[coreboot] DTS syntax and DTC patches (was: Re: [Qemu-devel] [RFC] Machine description as data)
ron minnich
rminnich at gmail.com
Sat Feb 14 04:07:08 EST 2009
Here is the sum total of the differences from when we checked it in
over 2 years ago until now (parser). Our real changes are to
flattree.c and livetree.c, where we do some ugly by-hand parsing of
the ids such that pci at 1,0 etc. work. I'd love to see a way to bring
this into the real syntax. I've tried to do as little as possible to
.y and .l.
The diff with comments is attached.
But this brings up a bigger issue and we could use your help.

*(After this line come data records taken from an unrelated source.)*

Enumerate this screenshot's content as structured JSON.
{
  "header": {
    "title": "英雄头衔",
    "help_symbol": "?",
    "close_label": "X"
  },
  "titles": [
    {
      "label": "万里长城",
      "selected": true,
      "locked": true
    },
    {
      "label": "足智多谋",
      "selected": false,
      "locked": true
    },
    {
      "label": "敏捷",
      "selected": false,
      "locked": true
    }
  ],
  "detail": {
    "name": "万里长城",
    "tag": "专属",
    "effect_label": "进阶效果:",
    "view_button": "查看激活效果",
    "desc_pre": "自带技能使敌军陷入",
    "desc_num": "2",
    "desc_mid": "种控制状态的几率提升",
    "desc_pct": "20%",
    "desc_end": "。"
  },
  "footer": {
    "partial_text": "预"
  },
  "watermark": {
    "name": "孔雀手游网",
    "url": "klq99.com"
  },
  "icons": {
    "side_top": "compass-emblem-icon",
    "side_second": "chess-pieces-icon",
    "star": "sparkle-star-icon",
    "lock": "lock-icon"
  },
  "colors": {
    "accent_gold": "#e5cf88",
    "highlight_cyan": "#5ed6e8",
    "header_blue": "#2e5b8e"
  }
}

OK, what did we do? We implemented the ability to have a sort of
template. Here is a sample from real use.
/{
mainboard_vendor = "Artec";
mainboard_name = "DBE62";
cpus { };
apic at 0 {
/config/("northbridge/amd/geodelx/apic");
};
domain at 0 {
/config/("northbridge/amd/geodelx/domain");
pci at 1,0 {
/config/("northbridge/amd/geodelx/pci");
/* Video RAM has to be in 2MB chunks. */
geode_video_mb = "16";
};
etc.
so what's going on here?
The config file in most cases is pretty straightforward. It's actually
just a list of properties with a standard setting for chip control. We
MUST have this; we don't want hundreds of settings in each mainboard,
because sometimes a chip fix comes along and we want that to go into
one chip file, and set the correct value, and have all mainboards get
the new value next time they are built.
Let's look at /config/("northbridge/amd/geodelx/pci");
{
device_operations = "geodelx_mc";
/* Video RAM has to be in 2MB chunks. */
geode_video_mb = "0";
};
The device_operations property is processed by flattree and is of no
importance to you, but it is used in coreboot .h and .c code
generation. For coreboot use, we have several property names that are
special.
Note that we create a property, geode_video_mb, and set it to 0.

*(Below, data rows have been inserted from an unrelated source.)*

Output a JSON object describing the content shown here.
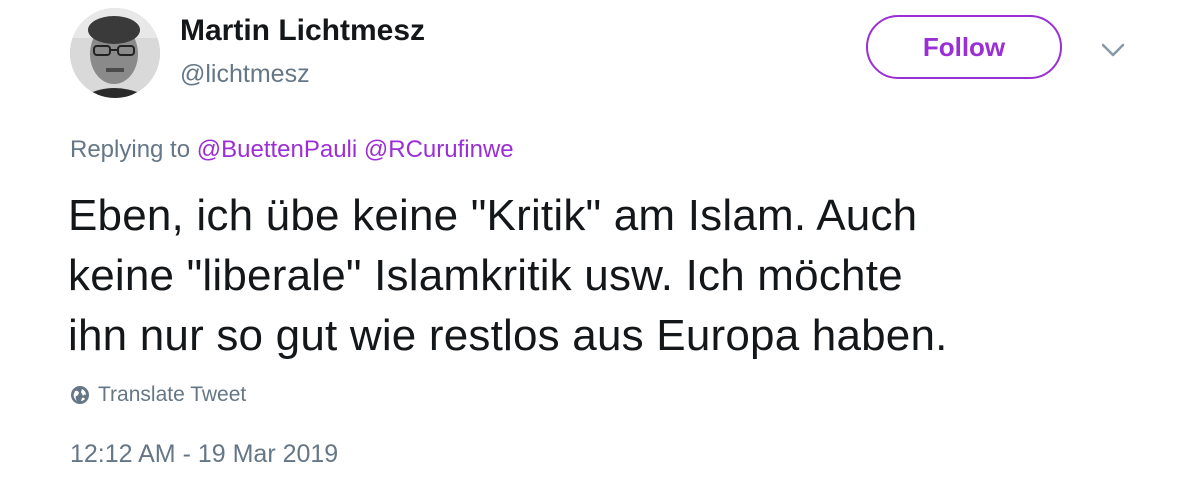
{
  "author": {
    "display_name": "Martin Lichtmesz",
    "handle": "@lichtmesz",
    "avatar_icon": "profile-photo"
  },
  "actions": {
    "follow_label": "Follow",
    "menu_icon": "chevron-down-icon"
  },
  "reply": {
    "prefix": "Replying to",
    "mentions": [
      "@BuettenPauli",
      "@RCurufinwe"
    ]
  },
  "tweet": {
    "lines": [
      "Eben, ich übe keine \"Kritik\" am Islam. Auch",
      "keine \"liberale\" Islamkritik usw. Ich möchte",
      "ihn nur so gut wie restlos aus Europa haben."
    ],
    "translate_label": "Translate Tweet",
    "timestamp": "12:12 AM - 19 Mar 2019"
  },
  "colors": {
    "accent": "#9b2fd6",
    "secondary_text": "#657786",
    "primary_text": "#14171a"
  }
}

In the mainboard dts, we over-ride this value, and set it to 16.
These are pretty much the changes and, again, they work. But I'd like
more, as would our community.
Right now, we can take a file containing a list of dts properties,
read them in, and modify them as above. It's not really ideal, and I
am sure you can already see it could be done better. But what we
really want is the ability to read in a dts node (with subnodes,
etc.) and then elide them in the mainboard file.

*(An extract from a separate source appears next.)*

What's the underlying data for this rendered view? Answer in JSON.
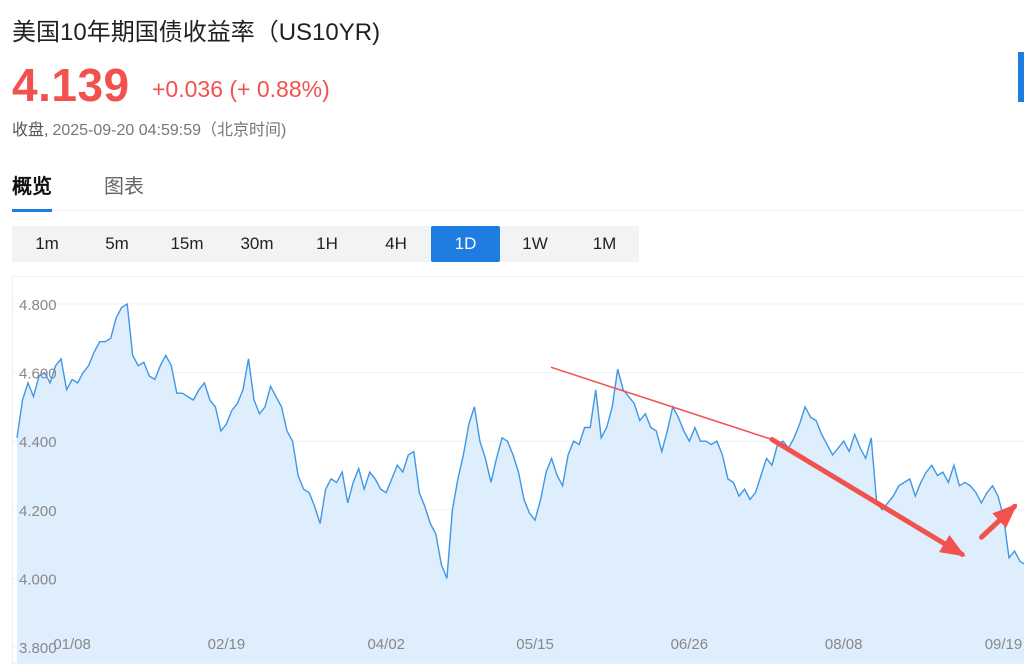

So, for example, we have this subsection of one mainboard:
pci at 6{ /* Port 2 */
/config/("southbridge/amd/rs690/pcie.dts");
};
pci at 7{ /* Port 3 */
/config/("southbridge/amd/rs690/pcie.dts");
};
pci at 12{
/config/("southbridge/amd/sb600/hda.dts");
};
pci at 13,0{
/config/("southbridge/amd/sb600/usb.dts");
};
pci at 13,1{
/config/("southbridge/amd/sb600/usb.dts");
};
pci at 13,2{
/config/("southbridge/amd/sb600/usb.dts");
};
This is not a bunch of chips, but one chip. It has lots of pci devices
in it; this one chip is equivalent to a whole mainboard from previous
years. What we'd really like is the ability to do what my wife calls
restrict, add, and remove (I don't have these terms just right, it's
some kind of compiler-speak which is what she does for a living).
Restrict we have; change property values from a default.
Add is what we'd like: add a node to a tree in some way.
Remove we would also like: remove a node from a dts we have read in
via /config/.
Note that the syntax is only suggested here, the right way to do this
is up to you experts.
/{
device_operations="dbm690t";
mainboard_vendor = "AMD";
mainboard_name = "dbm690t";
cpus { };
apic at 0 {
};
domain at 0 /config/("northbridge/amd/k8/domain") = {
pci at 1,0 /config/("southbridge/amd/sb600/dts") = {
/* change default xyz to "1" */
xyz = "1";
/* disable pcie port 6. Note this is over-riding
a value in a node. This is new. */
pcie at 1,0{disable;};
/* don't even put port 7 in the tree -- what is a
remove going to look like?. Also new. */
- pcie at 5,0;
/* add the superio; default values are
acceptable. Also new. We can't add nodes. */
pnp at 2e /config/("superio/winbond/1234");
};
};
};
The result would be more compact files and easier maintenance.
I realize these changes may be too large for the dts to take on; there
is an ongoing discussion as to whether some other language might not
be more appropriate.
But, at the same time, people are comfortable with dts. They have
found it very comfortable to use.
I'd like to thank you for this excellent tool. It is being used to
build production BIOSes that are shipping in products as I write this.
It really saved us a lot of work on coreboot v3 and it is a much
better job, certainly, than I could have done myself.
Thanks, and I hope we can discuss this and work together.